The Government themselves say in their motion that Lords amendments Nos. 1 to 9 should be concluded at 5.30 pm. Obviously, they were under the impression when making that proposal that hon. Members would have begun their discussion at about 3.30 pm. We have not started at about 3.30 pm. Able and efficient though you are, Mr. Speaker, even you cannot ensure that our business begins at 3.30 pm. It is now 5 pm. Hon Members are now told, in effect, that the two hours originally to be allowed for discussing the nine amendments have been reduced to half an hour—or less than half an hour if my hon. Friend the Member for Bolsover (Mr. Skinner) starts interrupting.
Paragraph 6(6) of the supplemental order shows that the Government took precautions in providing that any time allocated by you, Mr. Speaker, to a motion for the Adjournment of the House under Standing Order No. 9 would have been allowed for. Why could not the. Government also have included wording to the effect that if Lords amendments Nos. 1 to 9 could not be allocated two hours before 5.30, time could be added? I do not think that any hon. Members would have objected.

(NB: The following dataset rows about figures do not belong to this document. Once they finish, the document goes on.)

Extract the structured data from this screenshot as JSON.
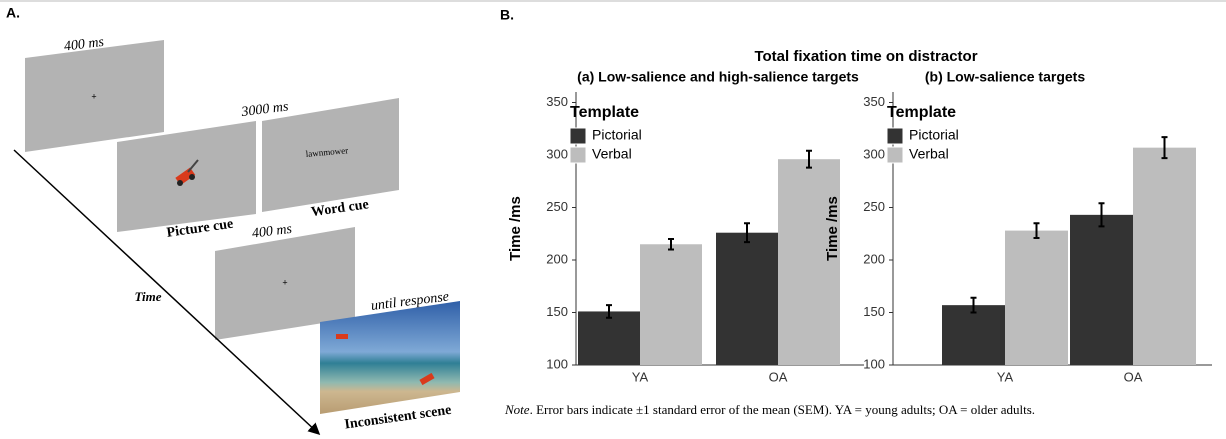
{
  "panel_a": {
    "label": "A.",
    "fixation_duration": "400 ms",
    "cue_duration": "3000 ms",
    "word": "lawnmower",
    "picture_cue": "Picture cue",
    "word_cue": "Word cue",
    "second_fixation_duration": "400 ms",
    "time": "Time",
    "scene_duration": "until response",
    "scene_label": "Inconsistent scene"
  },
  "panel_b": {
    "label": "B.",
    "title": "Total fixation time on distractor"
  },
  "chart_data": [
    {
      "type": "bar",
      "title": "(a) Low-salience and high-salience targets",
      "y_label": "Time /ms",
      "categories": [
        "YA",
        "OA"
      ],
      "legend_title": "Template",
      "legend": "top-left",
      "ylim": [
        100,
        360
      ],
      "yticks": [
        100,
        150,
        200,
        250,
        300,
        350
      ],
      "series": [
        {
          "name": "Pictorial",
          "color": "#333333",
          "values": [
            151,
            226
          ],
          "errors": [
            6,
            9
          ]
        },
        {
          "name": "Verbal",
          "color": "#bdbdbd",
          "values": [
            215,
            296
          ],
          "errors": [
            5,
            8
          ]
        }
      ]
    },
    {
      "type": "bar",
      "title": "(b) Low-salience targets",
      "y_label": "Time /ms",
      "categories": [
        "YA",
        "OA"
      ],
      "legend_title": "Template",
      "legend": "top-left",
      "ylim": [
        100,
        360
      ],
      "yticks": [
        100,
        150,
        200,
        250,
        300,
        350
      ],
      "series": [
        {
          "name": "Pictorial",
          "color": "#333333",
          "values": [
            157,
            243
          ],
          "errors": [
            7,
            11
          ]
        },
        {
          "name": "Verbal",
          "color": "#bdbdbd",
          "values": [
            228,
            307
          ],
          "errors": [
            7,
            10
          ]
        }
      ]
    }
  ],
  "note": {
    "lead": "Note",
    "text": ".   Error bars indicate ±1 standard error of the mean (SEM). YA = young adults; OA = older adults."
  }
}
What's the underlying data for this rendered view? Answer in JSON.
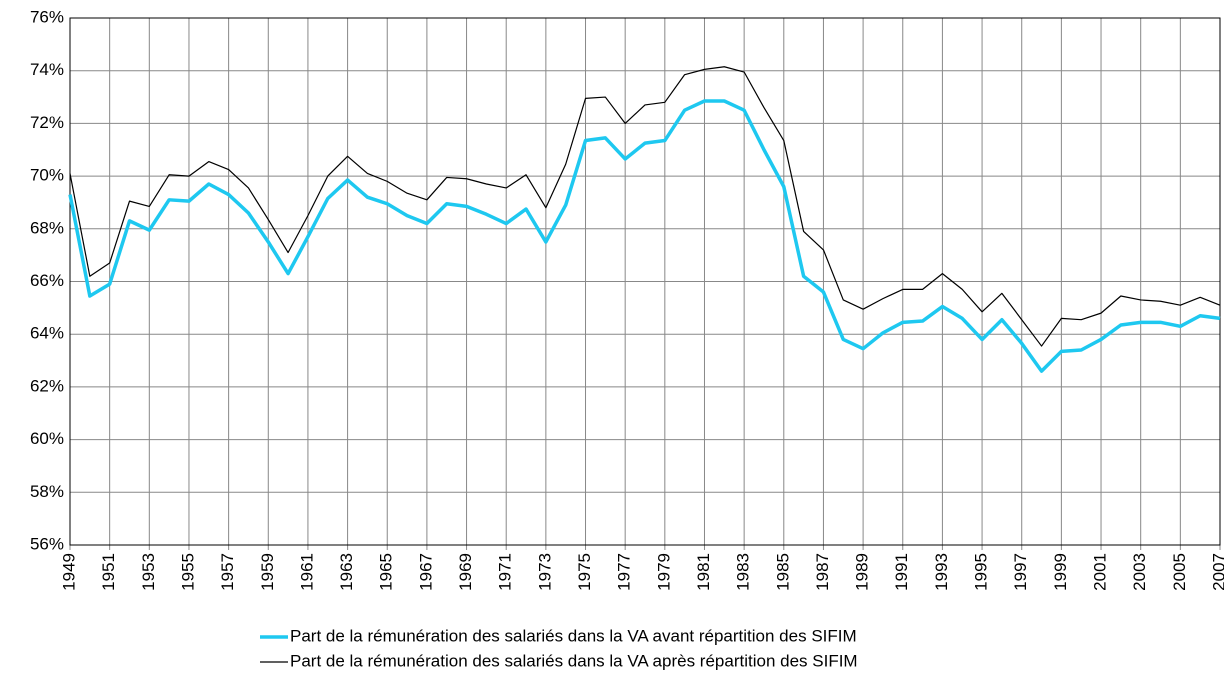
{
  "chart_data": {
    "type": "line",
    "x": [
      1949,
      1950,
      1951,
      1952,
      1953,
      1954,
      1955,
      1956,
      1957,
      1958,
      1959,
      1960,
      1961,
      1962,
      1963,
      1964,
      1965,
      1966,
      1967,
      1968,
      1969,
      1970,
      1971,
      1972,
      1973,
      1974,
      1975,
      1976,
      1977,
      1978,
      1979,
      1980,
      1981,
      1982,
      1983,
      1984,
      1985,
      1986,
      1987,
      1988,
      1989,
      1990,
      1991,
      1992,
      1993,
      1994,
      1995,
      1996,
      1997,
      1998,
      1999,
      2000,
      2001,
      2002,
      2003,
      2004,
      2005,
      2006,
      2007
    ],
    "series": [
      {
        "name": "Part de la rémunération des salariés dans la VA avant répartition des SIFIM",
        "color": "#1ec8f0",
        "width": 3.5,
        "values": [
          69.3,
          65.45,
          65.9,
          68.3,
          67.95,
          69.1,
          69.05,
          69.7,
          69.3,
          68.6,
          67.5,
          66.3,
          67.7,
          69.15,
          69.85,
          69.2,
          68.95,
          68.5,
          68.2,
          68.95,
          68.85,
          68.55,
          68.2,
          68.75,
          67.5,
          68.9,
          71.35,
          71.45,
          70.65,
          71.25,
          71.35,
          72.5,
          72.85,
          72.85,
          72.5,
          71.0,
          69.6,
          66.2,
          65.6,
          63.8,
          63.45,
          64.05,
          64.45,
          64.5,
          65.05,
          64.6,
          63.8,
          64.55,
          63.65,
          62.6,
          63.35,
          63.4,
          63.8,
          64.35,
          64.45,
          64.45,
          64.3,
          64.7,
          64.6
        ]
      },
      {
        "name": "Part de la rémunération des salariés dans la VA après répartition des SIFIM",
        "color": "#000000",
        "width": 1.2,
        "values": [
          70.1,
          66.2,
          66.7,
          69.05,
          68.85,
          70.05,
          70.0,
          70.55,
          70.25,
          69.55,
          68.35,
          67.1,
          68.5,
          70.0,
          70.75,
          70.1,
          69.8,
          69.35,
          69.1,
          69.95,
          69.9,
          69.7,
          69.55,
          70.05,
          68.8,
          70.45,
          72.95,
          73.0,
          72.0,
          72.7,
          72.8,
          73.85,
          74.05,
          74.15,
          73.95,
          72.6,
          71.35,
          67.9,
          67.2,
          65.3,
          64.95,
          65.35,
          65.7,
          65.7,
          66.3,
          65.7,
          64.85,
          65.55,
          64.55,
          63.55,
          64.6,
          64.55,
          64.8,
          65.45,
          65.3,
          65.25,
          65.1,
          65.4,
          65.1
        ]
      }
    ],
    "xlim": [
      1949,
      2007
    ],
    "xticks": [
      1949,
      1951,
      1953,
      1955,
      1957,
      1959,
      1961,
      1963,
      1965,
      1967,
      1969,
      1971,
      1973,
      1975,
      1977,
      1979,
      1981,
      1983,
      1985,
      1987,
      1989,
      1991,
      1993,
      1995,
      1997,
      1999,
      2001,
      2003,
      2005,
      2007
    ],
    "ylim": [
      56,
      76
    ],
    "yticks": [
      {
        "value": 56,
        "label": "56%"
      },
      {
        "value": 58,
        "label": "58%"
      },
      {
        "value": 60,
        "label": "60%"
      },
      {
        "value": 62,
        "label": "62%"
      },
      {
        "value": 64,
        "label": "64%"
      },
      {
        "value": 66,
        "label": "66%"
      },
      {
        "value": 68,
        "label": "68%"
      },
      {
        "value": 70,
        "label": "70%"
      },
      {
        "value": 72,
        "label": "72%"
      },
      {
        "value": 74,
        "label": "74%"
      },
      {
        "value": 76,
        "label": "76%"
      }
    ],
    "grid": true,
    "legend": "bottom"
  }
}
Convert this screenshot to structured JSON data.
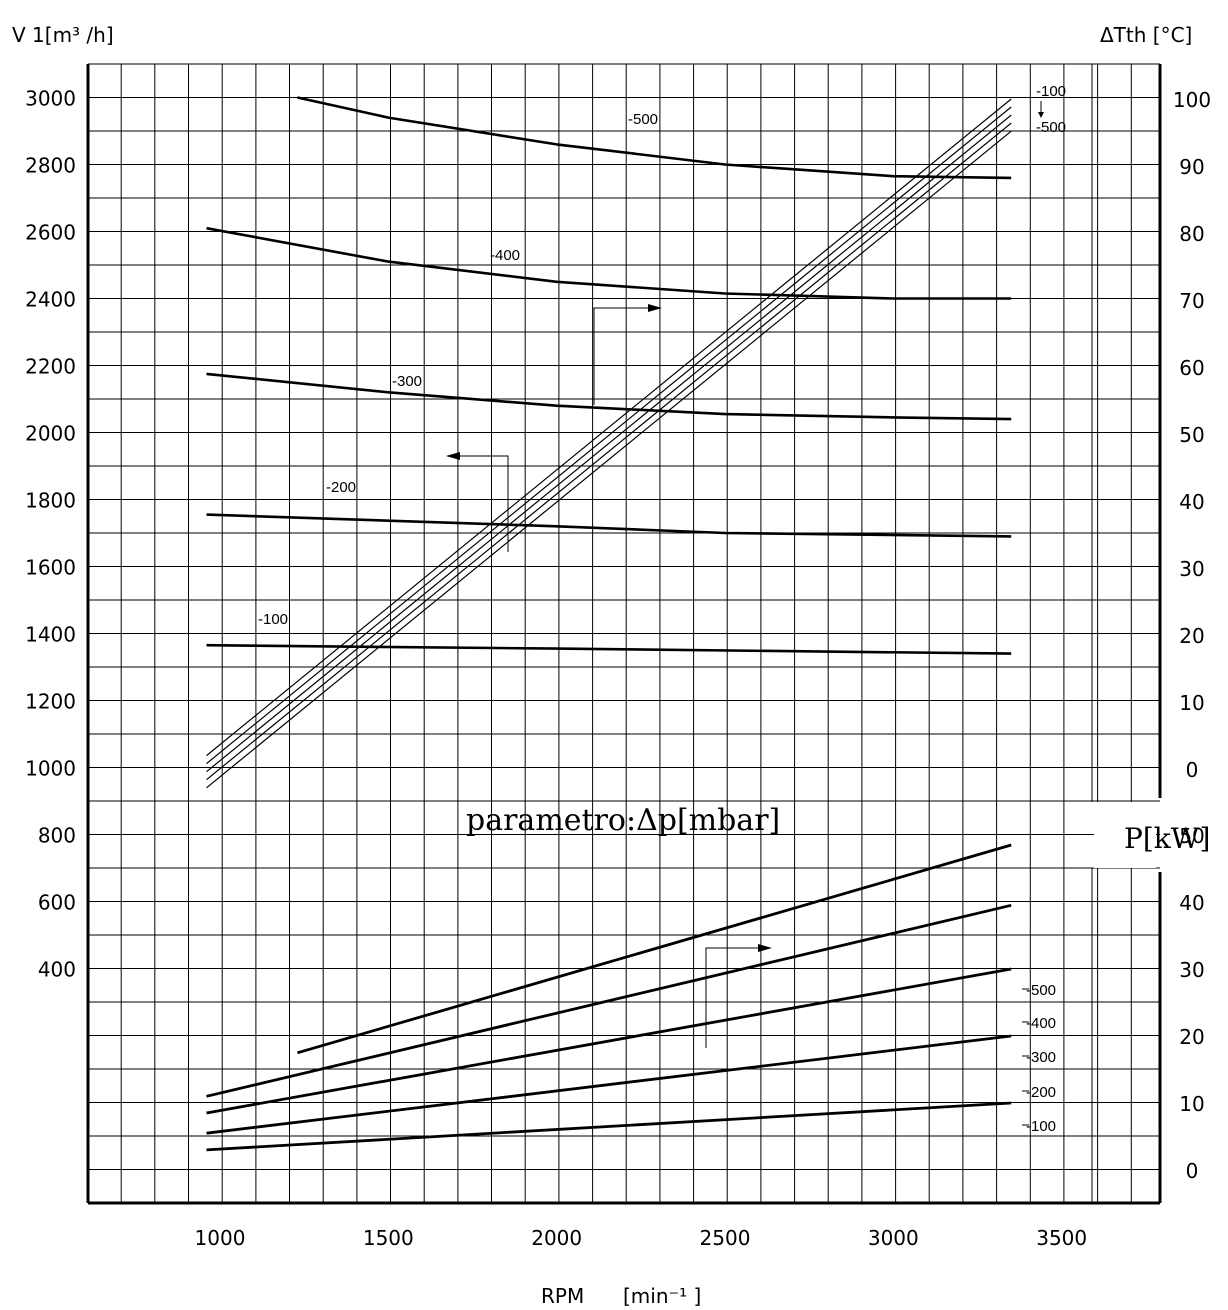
{
  "chart_data": {
    "type": "line",
    "x_axis": {
      "label": "RPM",
      "unit": "[min⁻¹ ]",
      "range": [
        600,
        3800
      ],
      "ticks": [
        "1000",
        "1500",
        "2000",
        "2500",
        "3000",
        "3500"
      ]
    },
    "left_axis": {
      "label": "V 1[m³ /h]",
      "range": [
        200,
        3100
      ],
      "ticks": [
        "400",
        "600",
        "800",
        "1000",
        "1200",
        "1400",
        "1600",
        "1800",
        "2000",
        "2200",
        "2400",
        "2600",
        "2800",
        "3000"
      ]
    },
    "right_axis_temperature": {
      "label": "ΔTth [°C]",
      "range": [
        0,
        100
      ],
      "ticks": [
        "0",
        "10",
        "20",
        "30",
        "40",
        "50",
        "60",
        "70",
        "80",
        "90",
        "100"
      ]
    },
    "right_axis_power": {
      "label": "P[kW]",
      "range": [
        0,
        50
      ],
      "ticks": [
        "0",
        "10",
        "20",
        "30",
        "40",
        "50"
      ]
    },
    "parameter_label": "parametro:Δp[mbar]",
    "grid": true,
    "flow_series": [
      {
        "name": "-100",
        "x": [
          960,
          2000,
          3350
        ],
        "values": [
          1365,
          1355,
          1340
        ]
      },
      {
        "name": "-200",
        "x": [
          960,
          2000,
          2500,
          3350
        ],
        "values": [
          1755,
          1720,
          1700,
          1690
        ]
      },
      {
        "name": "-300",
        "x": [
          960,
          1500,
          2000,
          2500,
          3000,
          3350
        ],
        "values": [
          2175,
          2120,
          2080,
          2055,
          2045,
          2040
        ]
      },
      {
        "name": "-400",
        "x": [
          960,
          1500,
          2000,
          2500,
          3000,
          3350
        ],
        "values": [
          2610,
          2510,
          2450,
          2415,
          2400,
          2400
        ]
      },
      {
        "name": "-500",
        "x": [
          1230,
          1500,
          2000,
          2500,
          3000,
          3350
        ],
        "values": [
          3000,
          2940,
          2860,
          2800,
          2765,
          2760
        ]
      }
    ],
    "temperature_series": [
      {
        "name": "-100",
        "x": [
          960,
          3350
        ],
        "values": [
          2,
          100
        ]
      },
      {
        "name": "-200",
        "x": [
          960,
          3350
        ],
        "values": [
          0.8,
          98.8
        ]
      },
      {
        "name": "-300",
        "x": [
          960,
          3350
        ],
        "values": [
          -0.4,
          97.6
        ]
      },
      {
        "name": "-400",
        "x": [
          960,
          3350
        ],
        "values": [
          -1.6,
          96.4
        ]
      },
      {
        "name": "-500",
        "x": [
          960,
          3350
        ],
        "values": [
          -2.8,
          95.2
        ]
      }
    ],
    "power_series": [
      {
        "name": "-100",
        "x": [
          960,
          3350
        ],
        "values": [
          3,
          10
        ]
      },
      {
        "name": "-200",
        "x": [
          960,
          3350
        ],
        "values": [
          5.5,
          20
        ]
      },
      {
        "name": "-300",
        "x": [
          960,
          3350
        ],
        "values": [
          8.5,
          30
        ]
      },
      {
        "name": "-400",
        "x": [
          960,
          3350
        ],
        "values": [
          11,
          39.5
        ]
      },
      {
        "name": "-500",
        "x": [
          1230,
          3350
        ],
        "values": [
          17.5,
          48.5
        ]
      }
    ],
    "temperature_tag_range": [
      "-100",
      "-500"
    ]
  }
}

I should like to ask you, Mr. Speaker, whether you would be prepared to accept a manuscript amendment from my right hon. Friend specifying that the originally expected time of two hours should be allowed on the first batch of Lords amendments. I assume that the timing for debates on the remaining Lords amendments would have to be altered which would upset all the dinner arrangements and cocktail parties of hon. Members. The Government should examine the matter. All hon. Members know that the Government manoeuvre and manipulate these things. A question or a statement is often arranged. It is often welcomed when a matter is put off from Monday to Tuesday. I do not believe that any Government should be allowed to get away with what has happened today. It deprives Back Benchers of the limited rights that they possess. The Government should be opposed.